Elde ettiğim kulisleri paylaşacağım. Ama önce izlenimlerimi aktarmak istiyorum.
Ben salona girdiğimde Cumhurbaşkanı Erdoğan hâlâ Harp Okulları’nın mezuniyet törenindeydi. Geçen yıl yaşanan korsan yemin olayı nedeniyle salon içinde dahi canlı yayınlardan töreni an ve an takip etmeye çalıştım.

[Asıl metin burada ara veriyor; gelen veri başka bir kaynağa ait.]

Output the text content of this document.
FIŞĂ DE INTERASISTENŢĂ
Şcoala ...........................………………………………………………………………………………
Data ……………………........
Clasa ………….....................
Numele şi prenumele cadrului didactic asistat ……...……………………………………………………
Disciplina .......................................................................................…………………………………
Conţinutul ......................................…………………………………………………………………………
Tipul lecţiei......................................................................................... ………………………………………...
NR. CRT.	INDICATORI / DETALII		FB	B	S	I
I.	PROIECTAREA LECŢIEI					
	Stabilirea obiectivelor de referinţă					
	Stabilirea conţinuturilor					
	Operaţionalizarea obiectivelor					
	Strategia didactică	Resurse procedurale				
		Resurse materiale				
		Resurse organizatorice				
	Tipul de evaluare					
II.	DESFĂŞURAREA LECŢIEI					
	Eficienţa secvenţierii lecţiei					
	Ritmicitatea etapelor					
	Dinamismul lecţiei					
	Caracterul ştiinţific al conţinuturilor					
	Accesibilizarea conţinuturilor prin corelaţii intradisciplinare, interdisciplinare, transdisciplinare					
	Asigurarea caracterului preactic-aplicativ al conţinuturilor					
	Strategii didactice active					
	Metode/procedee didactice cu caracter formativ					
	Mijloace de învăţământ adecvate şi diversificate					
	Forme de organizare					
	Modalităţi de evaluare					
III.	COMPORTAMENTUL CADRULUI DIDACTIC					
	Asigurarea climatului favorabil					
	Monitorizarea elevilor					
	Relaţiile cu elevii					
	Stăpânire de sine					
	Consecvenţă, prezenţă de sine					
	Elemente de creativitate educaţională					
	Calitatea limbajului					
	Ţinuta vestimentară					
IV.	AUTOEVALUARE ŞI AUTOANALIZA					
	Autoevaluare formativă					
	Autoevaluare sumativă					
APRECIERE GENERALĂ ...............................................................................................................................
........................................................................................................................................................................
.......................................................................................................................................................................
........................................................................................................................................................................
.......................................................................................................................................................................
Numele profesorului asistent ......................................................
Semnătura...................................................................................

Geçen yıl Hava, Deniz ve Kara Harp Okulu birincileri kızlarımızdan çıkmış, göğsümüz kabarmıştı. Ancak korsan yemin olayı her şeyi gölgeledi. Bu kez de Hava Harp Okulu birincisi Elif Emirmehmetoğlu oldu. Kızlarımızın başarısından onur duyuyoruz. Keşke geçen yılki olay da yaşanmasaydı.
HAKAN FİDAN’IN ÖNLEMİ
Tekrar Cumhurbaşkanlığı Külliyesi’ndeki salona dönecek olursak, ilk gelenlerden biri MHP Genel Başkanı Devlet Bahçeli’ydi. Dışişleri Bakanı Hakan Fidan salona telefonla konuşarak girdi, yerine geçtikten sonra da bir süre telefonla konuştu. Belli ki uluslararası bir sorunla ilgileniyordu. Çünkü bir eliyle de ağzını kapatmaya çalışıyordu. Belki istihbaratçılıktan kalma bir alışkanlık belki dudak okumaya karşı alınmış bir önlem diye düşündüm.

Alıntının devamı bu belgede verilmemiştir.